Donohue Nicholas, Li Simeng, Boi Stefano, Rainbow-Fletcher Alana, Barron Niall
National Institute for Bioprocessing Research and Training, Foster Avenue, Mount Merrion, Blackrock, A94 X099 Dublin, Ireland.
Pharmaron, 12 Estuary Banks, Speke, Liverpool L24 8RB, UK.
Int J Mol Sci. 2025 Jan 10;26(2):567. doi: 10.3390/ijms26020567.

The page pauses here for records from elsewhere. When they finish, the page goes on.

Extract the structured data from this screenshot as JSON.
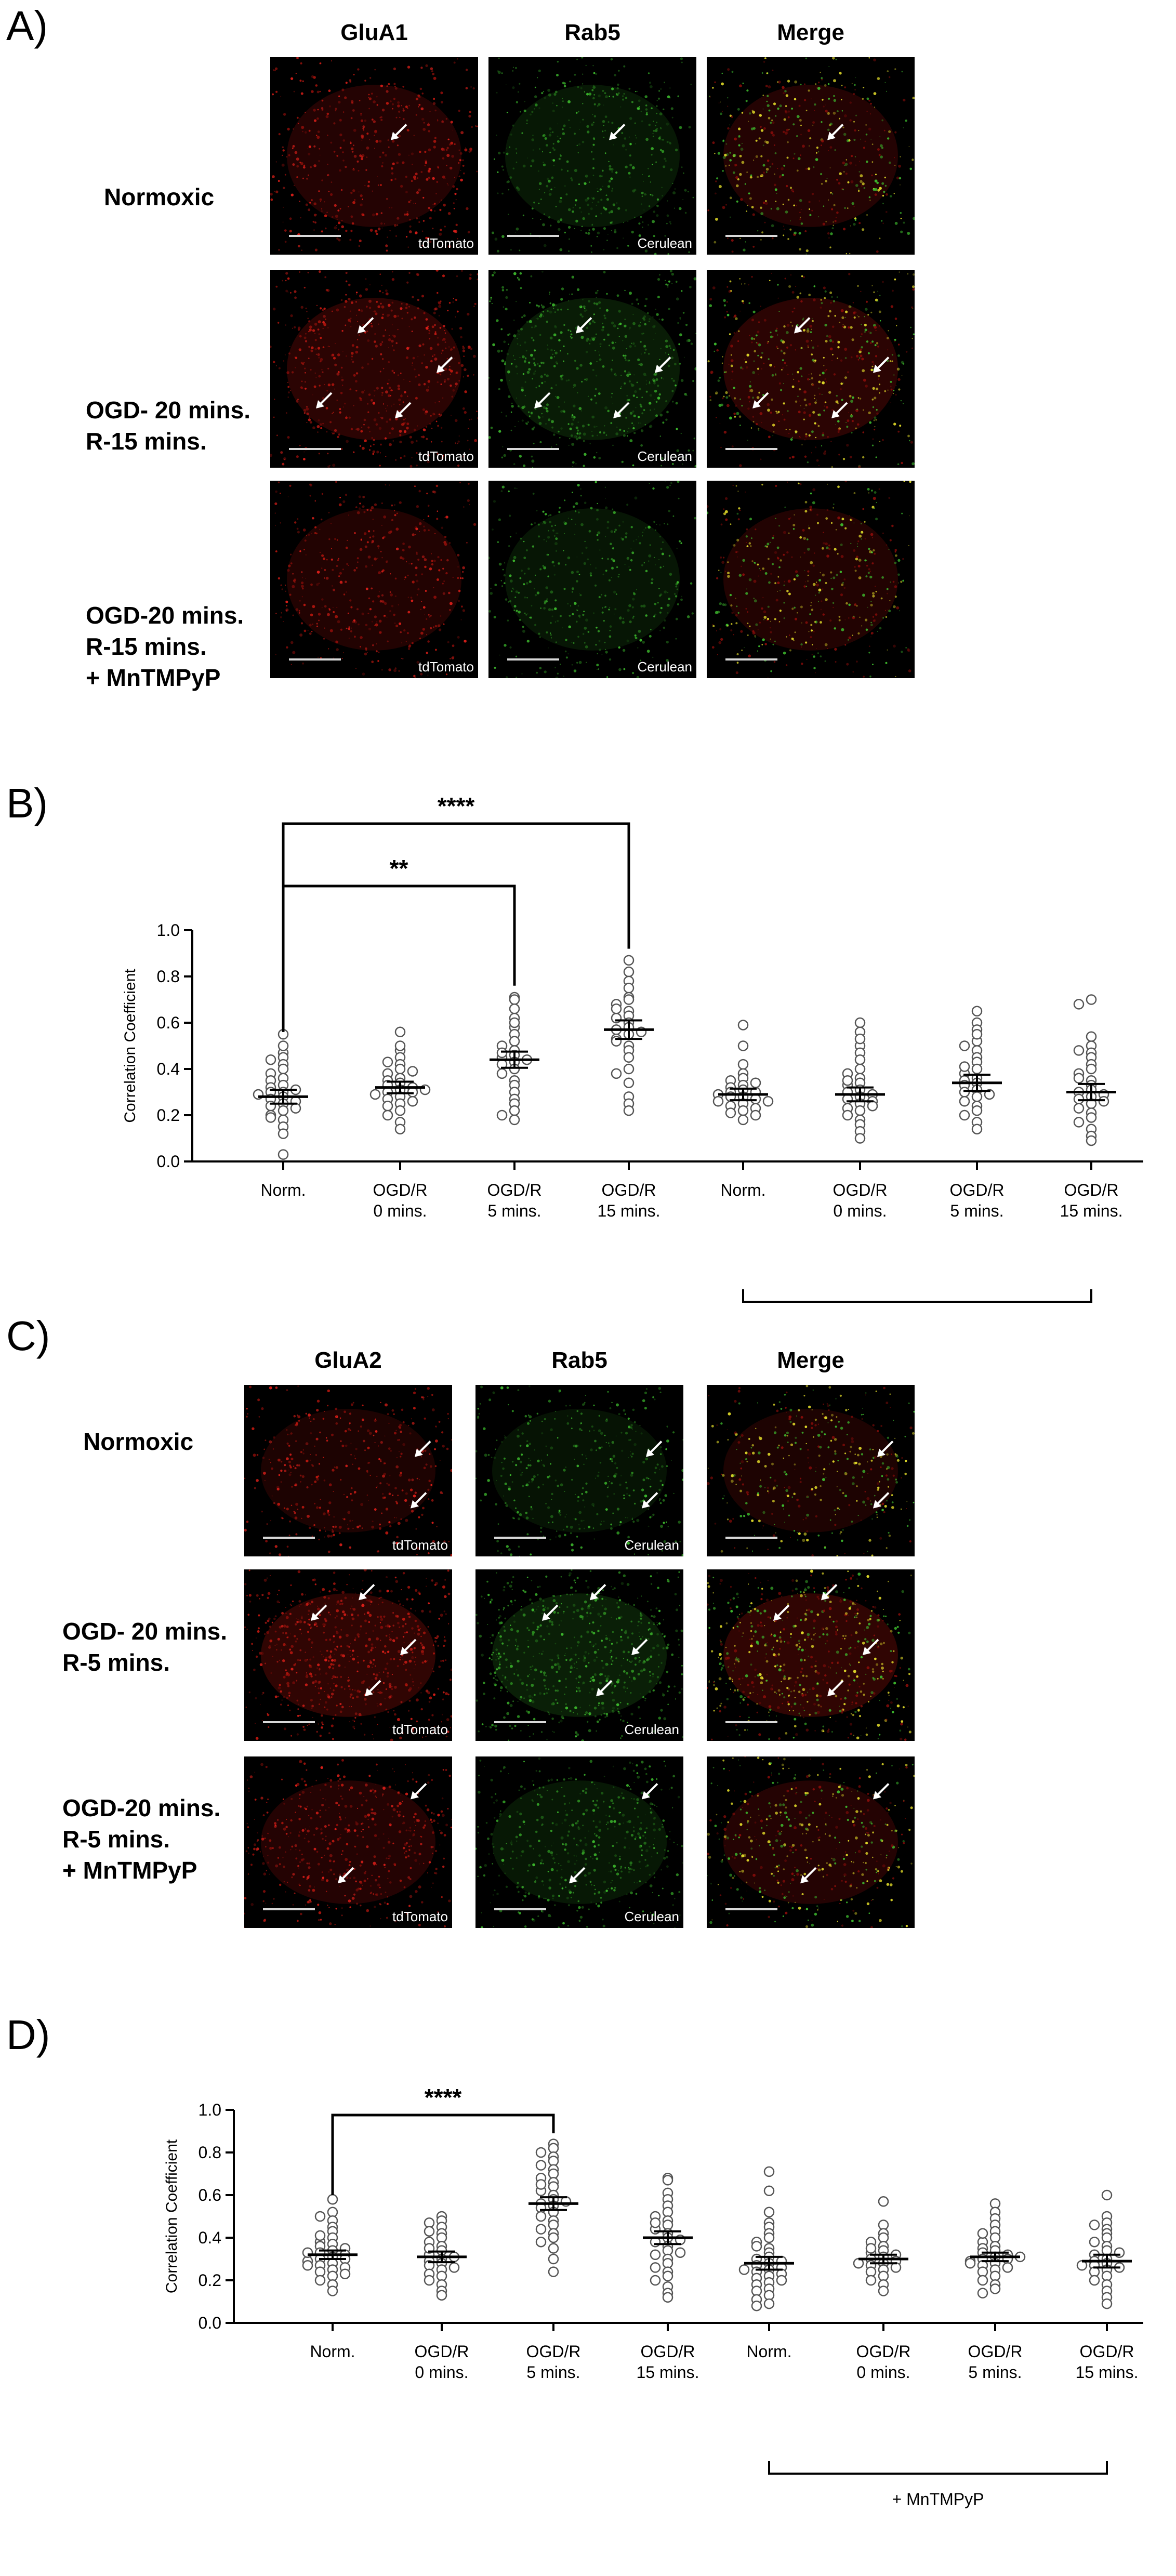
{
  "panels": {
    "a": {
      "letter": "A)",
      "columns": [
        "GluA1",
        "Rab5",
        "Merge"
      ],
      "rows": [
        {
          "label": [
            "Normoxic"
          ],
          "channels": [
            "tdTomato",
            "Cerulean",
            ""
          ]
        },
        {
          "label": [
            "OGD- 20 mins.",
            "R-15 mins."
          ],
          "channels": [
            "tdTomato",
            "Cerulean",
            ""
          ]
        },
        {
          "label": [
            "OGD-20 mins.",
            "R-15 mins.",
            "+ MnTMPyP"
          ],
          "channels": [
            "tdTomato",
            "Cerulean",
            ""
          ]
        }
      ]
    },
    "b": {
      "letter": "B)"
    },
    "c": {
      "letter": "C)",
      "columns": [
        "GluA2",
        "Rab5",
        "Merge"
      ],
      "rows": [
        {
          "label": [
            "Normoxic"
          ],
          "channels": [
            "tdTomato",
            "Cerulean",
            ""
          ]
        },
        {
          "label": [
            "OGD- 20 mins.",
            "R-5 mins."
          ],
          "channels": [
            "tdTomato",
            "Cerulean",
            ""
          ]
        },
        {
          "label": [
            "OGD-20 mins.",
            "R-5 mins.",
            "+ MnTMPyP"
          ],
          "channels": [
            "tdTomato",
            "Cerulean",
            ""
          ]
        }
      ]
    },
    "d": {
      "letter": "D)"
    }
  },
  "colors": {
    "red_channel": "#e0201a",
    "green_channel": "#3fbf2f",
    "merge_yellow": "#e6e02a"
  },
  "chart_data": [
    {
      "id": "B",
      "type": "scatter",
      "title": "",
      "ylabel": "Correlation Coefficient",
      "ylim": [
        0,
        1.0
      ],
      "yticks": [
        "0.0",
        "0.2",
        "0.4",
        "0.6",
        "0.8",
        "1.0"
      ],
      "categories": [
        [
          "Norm."
        ],
        [
          "OGD/R",
          "0 mins."
        ],
        [
          "OGD/R",
          "5 mins."
        ],
        [
          "OGD/R",
          "15 mins."
        ],
        [
          "Norm."
        ],
        [
          "OGD/R",
          "0 mins."
        ],
        [
          "OGD/R",
          "5 mins."
        ],
        [
          "OGD/R",
          "15 mins."
        ]
      ],
      "means": [
        0.28,
        0.32,
        0.44,
        0.57,
        0.29,
        0.29,
        0.34,
        0.3
      ],
      "sem": [
        0.03,
        0.025,
        0.035,
        0.04,
        0.025,
        0.03,
        0.035,
        0.035
      ],
      "points": [
        [
          0.55,
          0.47,
          0.45,
          0.42,
          0.4,
          0.38,
          0.36,
          0.35,
          0.33,
          0.32,
          0.3,
          0.3,
          0.28,
          0.27,
          0.26,
          0.25,
          0.24,
          0.22,
          0.2,
          0.18,
          0.15,
          0.12,
          0.03,
          0.5,
          0.44,
          0.31,
          0.29,
          0.23,
          0.19
        ],
        [
          0.56,
          0.48,
          0.45,
          0.42,
          0.4,
          0.38,
          0.36,
          0.35,
          0.34,
          0.33,
          0.32,
          0.31,
          0.3,
          0.3,
          0.29,
          0.28,
          0.27,
          0.26,
          0.25,
          0.24,
          0.22,
          0.2,
          0.17,
          0.14,
          0.5,
          0.43,
          0.39,
          0.31
        ],
        [
          0.71,
          0.7,
          0.66,
          0.62,
          0.58,
          0.55,
          0.52,
          0.5,
          0.48,
          0.46,
          0.45,
          0.44,
          0.43,
          0.42,
          0.4,
          0.38,
          0.35,
          0.33,
          0.3,
          0.27,
          0.25,
          0.22,
          0.2,
          0.18,
          0.6,
          0.47
        ],
        [
          0.87,
          0.82,
          0.78,
          0.75,
          0.71,
          0.7,
          0.68,
          0.65,
          0.63,
          0.62,
          0.6,
          0.58,
          0.57,
          0.56,
          0.55,
          0.53,
          0.5,
          0.48,
          0.45,
          0.4,
          0.38,
          0.34,
          0.28,
          0.25,
          0.22,
          0.66,
          0.52
        ],
        [
          0.59,
          0.5,
          0.42,
          0.38,
          0.36,
          0.35,
          0.33,
          0.32,
          0.31,
          0.3,
          0.3,
          0.29,
          0.28,
          0.28,
          0.27,
          0.26,
          0.25,
          0.24,
          0.23,
          0.22,
          0.21,
          0.2,
          0.18,
          0.34,
          0.26
        ],
        [
          0.6,
          0.56,
          0.5,
          0.47,
          0.44,
          0.4,
          0.38,
          0.36,
          0.34,
          0.33,
          0.31,
          0.3,
          0.29,
          0.28,
          0.27,
          0.26,
          0.25,
          0.23,
          0.22,
          0.2,
          0.18,
          0.16,
          0.13,
          0.1,
          0.53,
          0.35,
          0.24
        ],
        [
          0.65,
          0.6,
          0.57,
          0.52,
          0.5,
          0.48,
          0.45,
          0.43,
          0.4,
          0.38,
          0.36,
          0.35,
          0.34,
          0.33,
          0.31,
          0.3,
          0.28,
          0.26,
          0.24,
          0.22,
          0.2,
          0.17,
          0.14,
          0.55,
          0.41,
          0.29
        ],
        [
          0.7,
          0.68,
          0.54,
          0.5,
          0.47,
          0.45,
          0.42,
          0.4,
          0.38,
          0.35,
          0.33,
          0.31,
          0.3,
          0.29,
          0.28,
          0.27,
          0.25,
          0.23,
          0.21,
          0.19,
          0.17,
          0.14,
          0.11,
          0.09,
          0.48,
          0.36,
          0.26
        ]
      ],
      "significance": [
        {
          "from": 0,
          "to": 3,
          "label": "****"
        },
        {
          "from": 0,
          "to": 2,
          "label": "**"
        }
      ],
      "group_bracket": {
        "from": 4,
        "to": 7,
        "label": ""
      }
    },
    {
      "id": "D",
      "type": "scatter",
      "title": "",
      "ylabel": "Correlation Coefficient",
      "ylim": [
        0,
        1.0
      ],
      "yticks": [
        "0.0",
        "0.2",
        "0.4",
        "0.6",
        "0.8",
        "1.0"
      ],
      "categories": [
        [
          "Norm."
        ],
        [
          "OGD/R",
          "0 mins."
        ],
        [
          "OGD/R",
          "5 mins."
        ],
        [
          "OGD/R",
          "15 mins."
        ],
        [
          "Norm."
        ],
        [
          "OGD/R",
          "0 mins."
        ],
        [
          "OGD/R",
          "5 mins."
        ],
        [
          "OGD/R",
          "15 mins."
        ]
      ],
      "means": [
        0.32,
        0.31,
        0.56,
        0.4,
        0.28,
        0.3,
        0.31,
        0.29
      ],
      "sem": [
        0.02,
        0.025,
        0.03,
        0.03,
        0.03,
        0.02,
        0.02,
        0.03
      ],
      "points": [
        [
          0.58,
          0.52,
          0.48,
          0.45,
          0.43,
          0.4,
          0.38,
          0.37,
          0.36,
          0.35,
          0.34,
          0.33,
          0.32,
          0.31,
          0.3,
          0.3,
          0.29,
          0.28,
          0.27,
          0.26,
          0.25,
          0.24,
          0.23,
          0.22,
          0.2,
          0.18,
          0.15,
          0.5,
          0.41,
          0.33,
          0.27
        ],
        [
          0.5,
          0.48,
          0.47,
          0.45,
          0.42,
          0.4,
          0.38,
          0.36,
          0.34,
          0.32,
          0.3,
          0.29,
          0.28,
          0.27,
          0.26,
          0.25,
          0.23,
          0.22,
          0.2,
          0.18,
          0.15,
          0.13,
          0.43,
          0.35,
          0.31
        ],
        [
          0.84,
          0.82,
          0.8,
          0.78,
          0.76,
          0.74,
          0.72,
          0.7,
          0.68,
          0.66,
          0.64,
          0.62,
          0.6,
          0.58,
          0.56,
          0.55,
          0.54,
          0.52,
          0.5,
          0.48,
          0.46,
          0.44,
          0.42,
          0.4,
          0.38,
          0.35,
          0.3,
          0.24,
          0.65,
          0.57
        ],
        [
          0.68,
          0.67,
          0.61,
          0.58,
          0.55,
          0.52,
          0.5,
          0.48,
          0.46,
          0.44,
          0.42,
          0.4,
          0.38,
          0.36,
          0.34,
          0.32,
          0.3,
          0.28,
          0.26,
          0.24,
          0.22,
          0.2,
          0.17,
          0.14,
          0.12,
          0.47,
          0.39,
          0.33
        ],
        [
          0.71,
          0.62,
          0.52,
          0.47,
          0.45,
          0.42,
          0.4,
          0.38,
          0.35,
          0.33,
          0.31,
          0.3,
          0.29,
          0.28,
          0.27,
          0.26,
          0.25,
          0.24,
          0.23,
          0.22,
          0.21,
          0.2,
          0.19,
          0.18,
          0.16,
          0.15,
          0.13,
          0.11,
          0.09,
          0.08,
          0.36,
          0.25
        ],
        [
          0.57,
          0.46,
          0.42,
          0.4,
          0.38,
          0.36,
          0.34,
          0.33,
          0.32,
          0.31,
          0.3,
          0.29,
          0.28,
          0.27,
          0.26,
          0.25,
          0.24,
          0.22,
          0.2,
          0.18,
          0.15,
          0.35,
          0.28
        ],
        [
          0.56,
          0.52,
          0.49,
          0.46,
          0.43,
          0.4,
          0.38,
          0.36,
          0.35,
          0.34,
          0.33,
          0.32,
          0.31,
          0.3,
          0.3,
          0.29,
          0.28,
          0.27,
          0.26,
          0.25,
          0.24,
          0.22,
          0.2,
          0.18,
          0.16,
          0.14,
          0.42,
          0.31,
          0.28
        ],
        [
          0.6,
          0.5,
          0.47,
          0.44,
          0.42,
          0.4,
          0.38,
          0.36,
          0.34,
          0.32,
          0.3,
          0.29,
          0.28,
          0.27,
          0.26,
          0.25,
          0.24,
          0.22,
          0.2,
          0.18,
          0.15,
          0.12,
          0.09,
          0.46,
          0.33,
          0.27
        ]
      ],
      "significance": [
        {
          "from": 0,
          "to": 2,
          "label": "****"
        }
      ],
      "group_bracket": {
        "from": 4,
        "to": 7,
        "label": "+ MnTMPyP"
      }
    }
  ]
}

Recombinant Adeno-associated virus (rAAV) is a popular vector for treating genetic diseases caused by absent or defective genes. rAAVs can be produced that contain a therapeutic transgene, i.e., a correct copy of the affected gene, which is then delivered into target cells. A further application of rAAV is to deliver pro-apoptotic genes such as TNF-related apoptosis-inducing ligand () into cancer cells, leading to tumor regression. However, rAAV production is expensive and insufficient yields may hinder wide-spread adoption especially in systemic conditions. During rAAV production, the therapeutic transgene may be expressed in the producer cell line, and in the case of an oncolytic gene, this would likely lead to cell death thus reducing rAAV yields. Here we demonstrate that expression of TRAIL during rAAV production in HEK293F cells negatively impacts rAAV yield. A shRNA-based strategy was developed to suppress the expression of TRAIL in rAAV-producing cells specifically during the production process. Incorporating a -targeting shRNA expression cassette within the backbone of the rAAV genome-encoding plasmid during triple-transfection of HEK293F cells reduced transgene expression and led to a 60% increase in the yield of rAAV- compared to controls.
重组腺相关病毒(rAAV)是一种用于治疗由缺失或缺陷基因引起的遗传疾病的常用载体。可以生产出包含治疗性转基因(即受影响基因的正确拷贝)的rAAV,然后将其递送至靶细胞。rAAV的另一个应用是将促凋亡基因(如肿瘤坏死因子相关凋亡诱导配体(TRAIL))递送至癌细胞,从而导致肿瘤消退。然而,rAAV的生产成本高昂,产量不足可能会阻碍其广泛应用,尤其是在全身性疾病的治疗中。在rAAV生产过程中,治疗性转基因可能会在生产细胞系中表达,如果是溶瘤基因,这可能会导致细胞死亡,从而降低rAAV产量。在此,我们证明在HEK293F细胞中生产rAAV期间TRAIL的表达会对rAAV产量产生负面影响。我们开发了一种基于短发夹RNA(shRNA)的策略,以在生产过程中特异性地抑制rAAV生产细胞中TRAIL的表达。在HEK293F细胞三重转染期间,将靶向TRAIL的shRNA表达盒整合到rAAV基因组编码质粒的骨架中,可降低转基因表达,并使rAAV-的产量比对照提高60%。